Книга Сеть птицелова, страница 47. Автор книги Дарья Дезомбре

Разделитель для чтения книг в онлайн библиотеке

Онлайн книга «Сеть птицелова»

Cтраница 47

– Что, матушка, опять щеночка захотелось? – с лаской спросил старик (Авдотья лучшим своим занятием в детские годы считала выхаживание самых хилых в помете щенков – защищала их перед князем, стояла насмерть, не давая топить) и протянул огромную ладонь: на ней, поджав под себя маленький хвостик, спал, свернувшись, солово-пегий малыш. – Милкин сыночек. Помнишь Милку-то?

Дуня кивнула: Милку она сама растила года четыре тому назад.

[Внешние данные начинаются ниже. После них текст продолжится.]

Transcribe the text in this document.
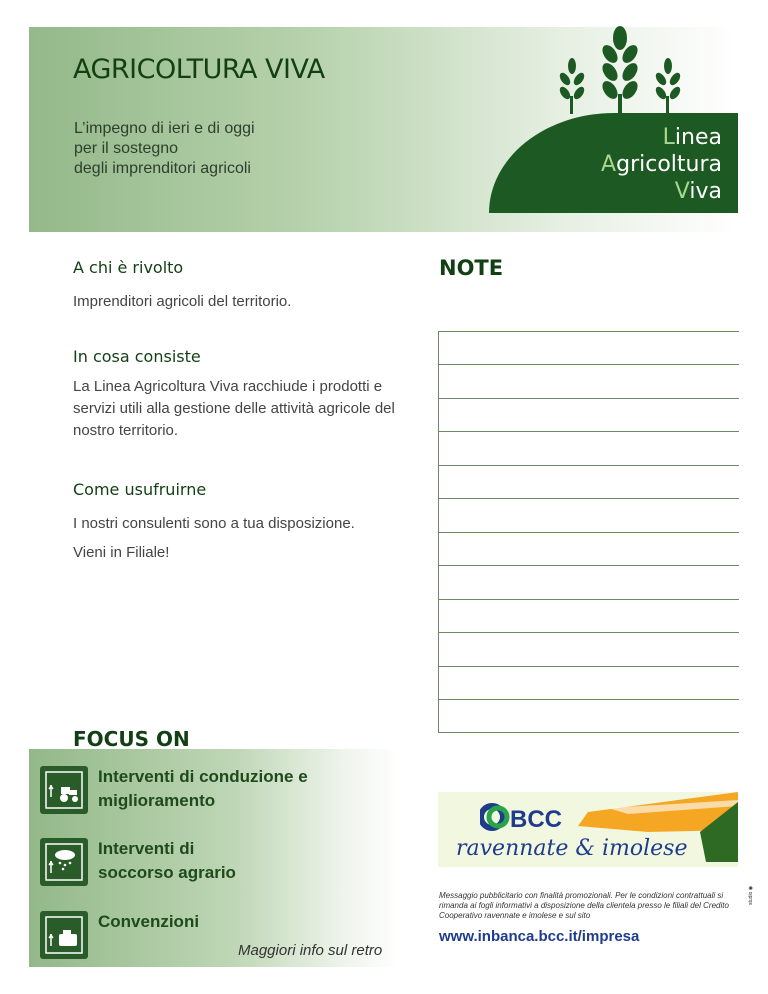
AGRICOLTURA VIVA
L’impegno di ieri e di oggi
per il sostegno
degli imprenditori agricoli
Linea
Agricoltura
Viva
A chi è rivolto
Imprenditori agricoli del territorio.
In cosa consiste
La Linea Agricoltura Viva racchiude i prodotti e servizi utili alla gestione delle attività agricole del nostro territorio.
Come usufruirne
I nostri consulenti sono a tua disposizione.
Vieni in Filiale!
NOTE
FOCUS ON
Interventi di conduzione e
miglioramento
Interventi di
soccorso agrario
Convenzioni
Maggiori info sul retro
BCC
ravennate & imolese
Messaggio pubblicitario con finalità promozionali. Per le condizioni contrattuali si rimanda ai fogli informativi a disposizione della clientela presso le filiali del Credito Cooperativo ravennate e imolese e sul sito
www.inbanca.bcc.it/impresa
studio ◉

– Лопоухонький! – Авдотья приняла теплое тельце, принялась поглаживать спинку, щенок так и не проснулся. – В мамашу.

Андрон вздохнул, виновато взглянул исподлобья.

– Вчера мы с французом волка-то не затравили… Зря только гончих набросали. Пусто.

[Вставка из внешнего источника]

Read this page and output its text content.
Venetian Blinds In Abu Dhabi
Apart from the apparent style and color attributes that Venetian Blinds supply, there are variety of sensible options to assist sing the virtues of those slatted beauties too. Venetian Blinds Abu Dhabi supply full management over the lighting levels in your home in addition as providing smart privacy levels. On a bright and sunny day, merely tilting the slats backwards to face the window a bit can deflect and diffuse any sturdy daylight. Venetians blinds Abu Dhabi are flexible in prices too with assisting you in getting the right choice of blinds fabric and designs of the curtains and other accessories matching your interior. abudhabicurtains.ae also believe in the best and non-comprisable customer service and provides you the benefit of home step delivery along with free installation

– Отчего так, Андронушка? – спросила Дуня, поджав губы. – Неужто ни следочка? Что ж он, призрак какой?

– Не призрак, – покачал головой Андрон. – Водой идет, я думаю. Вода все следы и смывает.

– Водой? – призадумалась Авдотья, вспомнив, где нашли первую девочку. – Вброд идет?

– Почему вброд? Может, и на лодке. Только так следов не оставить.

Андрон был прав. И девочку было проще перевезти вплавь. Оглушить, вставить кляп, прикрыть рогожей – мало ли кто что везет? Ну конечно!

Дуня так живо представила себе малахольную Глашку, которая заговаривает с незнакомцем. Может, он ее пряником заманивал или сушеной дулей – так называли у них груши… И вдруг похолодела. Лошадкой. Яркой, ярмарочной – много ли даже таких, грошовых, игрушек мог ей купить отец-каретник? Гавриловой лошадкой – ровно такой, какую извлек Пустилье из горла Матрюшки.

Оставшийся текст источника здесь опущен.